"what if you're dealing with hundreds of millions records?"
Then just write it in C :)
Let me try to rephrase my argument. Sometimes you care about every last cycle, most of the time you care about making it a little bit faster and then you're done. Sometimes your program needs large scale changes to global data structures that change the work done, sometimes it needs core inner loops to just go faster. Sometimes your program is still evolving, and sometimes you know what you want and don't expect changes.
just a little faster + work smarter => rearchitect within arc.
just a little faster + faster inner loops => rewrite them in C
every last cycle + rigid requirements => gradually rewrite the whole thing in C and then do micro-optimizations on the C sources. You could do arc optimizations here, but this is my bias.
every last cycle + still evolving => ask lkml :)
If you're doing optimizations for fun, more power to you. It's pretty clear I'm more enamored with the readability problem than the performance problem.
I don't want to sound more certain than I am about all this. Lately I spend all my time in the 'just a little faster' quadrant, and I like it that way.
"The key, in all this, is to understand these languages well enough to make good judgment calls on where best to invest ones time."
I don't disagree with your thought's, however I don't think they account for the TCQ aspect of everyone's situation.
Let's put put it another way. In my situation, if I have to look a using C then it's already game over[1]. However I can, with my limited amount of time (lunches, evenings and weekends) become proficient enough in Clojure (with a continual thanks to Arc).

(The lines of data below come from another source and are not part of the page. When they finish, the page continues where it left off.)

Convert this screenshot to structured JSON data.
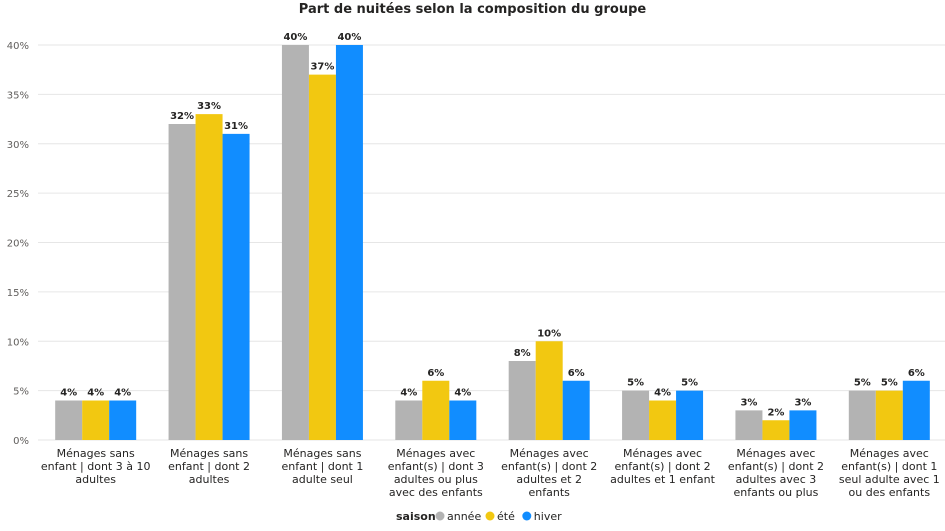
{
  "chart_data": {
    "type": "bar",
    "title": "Part de nuitées selon la composition du groupe",
    "xlabel": "",
    "ylabel": "",
    "ylim": [
      0,
      40
    ],
    "yticks": [
      0,
      5,
      10,
      15,
      20,
      25,
      30,
      35,
      40
    ],
    "ytick_format": "%",
    "grid": true,
    "legend": {
      "title": "saison",
      "position": "bottom-center"
    },
    "categories": [
      [
        "Ménages sans",
        "enfant | dont 3 à 10",
        "adultes"
      ],
      [
        "Ménages sans",
        "enfant | dont 2",
        "adultes"
      ],
      [
        "Ménages sans",
        "enfant | dont 1",
        "adulte seul"
      ],
      [
        "Ménages avec",
        "enfant(s) | dont 3",
        "adultes ou plus",
        "avec des enfants"
      ],
      [
        "Ménages avec",
        "enfant(s) | dont 2",
        "adultes et 2",
        "enfants"
      ],
      [
        "Ménages avec",
        "enfant(s) | dont 2",
        "adultes et 1 enfant"
      ],
      [
        "Ménages avec",
        "enfant(s) | dont 2",
        "adultes avec 3",
        "enfants ou plus"
      ],
      [
        "Ménages avec",
        "enfant(s) | dont 1",
        "seul adulte avec 1",
        "ou des enfants"
      ]
    ],
    "series": [
      {
        "name": "année",
        "color": "#b3b3b3",
        "values": [
          4,
          32,
          40,
          4,
          8,
          5,
          3,
          5
        ]
      },
      {
        "name": "été",
        "color": "#f2c811",
        "values": [
          4,
          33,
          37,
          6,
          10,
          4,
          2,
          5
        ]
      },
      {
        "name": "hiver",
        "color": "#118dff",
        "values": [
          4,
          31,
          40,
          4,
          6,
          5,
          3,
          6
        ]
      }
    ]
  }
}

What I am suggesting is that knowing the language well enough to easily identify these 50%+ hitters is a matter of finding low hanging fruit and at the same time becoming a better Arc/Clojure programmer. It does not mean I want to change my direction in the heavily-optimized/low-level to high-level/low-maintenance/readable code continuum.
[1] I'm not a programmer[2], I am a business analyst that works with software that simulates oil & gas production from reservoirs that sit several hundred kilometers underground. Simulation scenario's are run for 20 year production periods across hundreds of interdependent wells. The current software tools run the simulations across many cores, they take 8 days to run to completion and they cost about a half a million dollars per seat (+18% per year maintenance fees). This cost can be attributed to the R&D that occurred 8-10 years ago (i.e they required a team(s?) of P.Engs writing software in C to maximize the performance). Eight years ago you couldn't do (pmap[3] (sortby-commonest or whatever.... )) so easily. Nowadays I have the opportunity to create a 70% solution all by my lonesome, costing only a portion of my time. Hence why understanding the language well enough to find the low hanging fruit and not having to use C, is probably bigger deal to me.
[2] Well, maybe I shouldn't say this... rather I should say it's not my day job. I have no formal education in the field. I'm pretty much self taught.
[3] pmap is the same as map only it distributes the load across multiple processors in parallel.